Wish you were here, a record written based off an accidental 4 note live improvisation, was a record that had so much pressure to follow up Dark Side- their seminal moment as a band. The 4 notes harvested from a live record that would eventually become the refrain for Shine On You Crazy Diamond, had reminded Waters of a Syd Barretts’ compositional aesthetic, thus the album became a requiem to their ‘alive only in physical form’ but very much gone, friend and former leader.
After a solemn symphonic journey though the intro, the iconic four notes when they finally materialize, is an almost terrifying moment- terrifying the way an epiphany hits you, like an apparition from a deity, and now you have a purpose.
Imagine the first minutes of this song, as Pink Floyd (cue synth drone strings) a band with massive pressure to follow up a major record (cue curious dry guitar lead), in this very unclear space (drop the faders) and then suddenly, visited by a ghost (four notes), that polarizing moment, clarity (drum fill) execute.
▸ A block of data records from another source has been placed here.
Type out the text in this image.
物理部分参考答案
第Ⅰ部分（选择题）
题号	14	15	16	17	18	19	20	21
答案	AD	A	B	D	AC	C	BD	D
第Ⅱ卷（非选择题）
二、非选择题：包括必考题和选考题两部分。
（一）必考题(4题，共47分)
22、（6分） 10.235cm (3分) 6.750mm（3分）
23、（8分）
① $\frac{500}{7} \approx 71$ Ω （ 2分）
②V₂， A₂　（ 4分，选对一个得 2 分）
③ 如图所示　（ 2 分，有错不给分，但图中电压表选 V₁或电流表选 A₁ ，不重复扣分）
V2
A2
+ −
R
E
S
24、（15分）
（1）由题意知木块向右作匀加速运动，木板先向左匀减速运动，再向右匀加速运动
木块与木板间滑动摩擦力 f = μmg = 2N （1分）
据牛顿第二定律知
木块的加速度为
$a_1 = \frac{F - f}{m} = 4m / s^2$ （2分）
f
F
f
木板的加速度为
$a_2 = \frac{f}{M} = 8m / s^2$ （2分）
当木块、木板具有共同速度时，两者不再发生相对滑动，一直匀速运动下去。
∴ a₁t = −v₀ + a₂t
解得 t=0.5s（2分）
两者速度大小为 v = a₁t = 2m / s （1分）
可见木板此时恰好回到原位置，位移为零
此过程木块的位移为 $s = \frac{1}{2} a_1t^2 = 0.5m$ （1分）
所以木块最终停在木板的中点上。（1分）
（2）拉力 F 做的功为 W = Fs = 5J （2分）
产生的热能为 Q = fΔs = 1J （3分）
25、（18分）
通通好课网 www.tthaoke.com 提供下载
The way this hits the listener must have been very much how the band felt when they got a surprise visit from Barrett during the recording of the song. This encounter deeply troubled Waters and would for years to come.
Sightings of Barrett can also be picked out in Pink, the hero in the story for The Wall- a character coping with the death of his father and the pressure of super stardom, withdrawing himself from emotion and society behind a wall of apathy.
Following the recording and due to his lack of interest and input on the albums composition, Wright was quietly asked to leave the band. So really this record was essentially made without a key member of the band. Wright would tour for this album but as a hired gun, and at this point the band is so at odds with one another, they would all travel in separate winnebagos and often get separate hotels.
As with the Beatles, you can always hear what songs were written by each member with really only a cursory understanding of the band. “Young Lust" is quintessentially a Gilmore song, in all its hormone driven rock regalia, and then in its inverse, “Nobody Home” is a fragile narrative that really locks in the type of storyteller Waters was.
Gilmore would soon become this storyteller, with audible growth on his solo album and then “momentary lapse of reason” (the bands first post-Waters record). But it wasn’t until “The Division Bell” that Gilmore really lands it. I mean you still have the smokey rock club sex addled jammers like “What do you want from me” but then he follows it up with a really new voice on “Poles Apart.” Real optimism in the track but also very fragile subject matter. And really you have everything you want from a Pink Floyd song on this record- strange interludes, dangling in uncertainty that are then swept back up in driving rhythms and soaring rifts … very much like ‘Wish you were here,’ but much more mature and from a different perspective.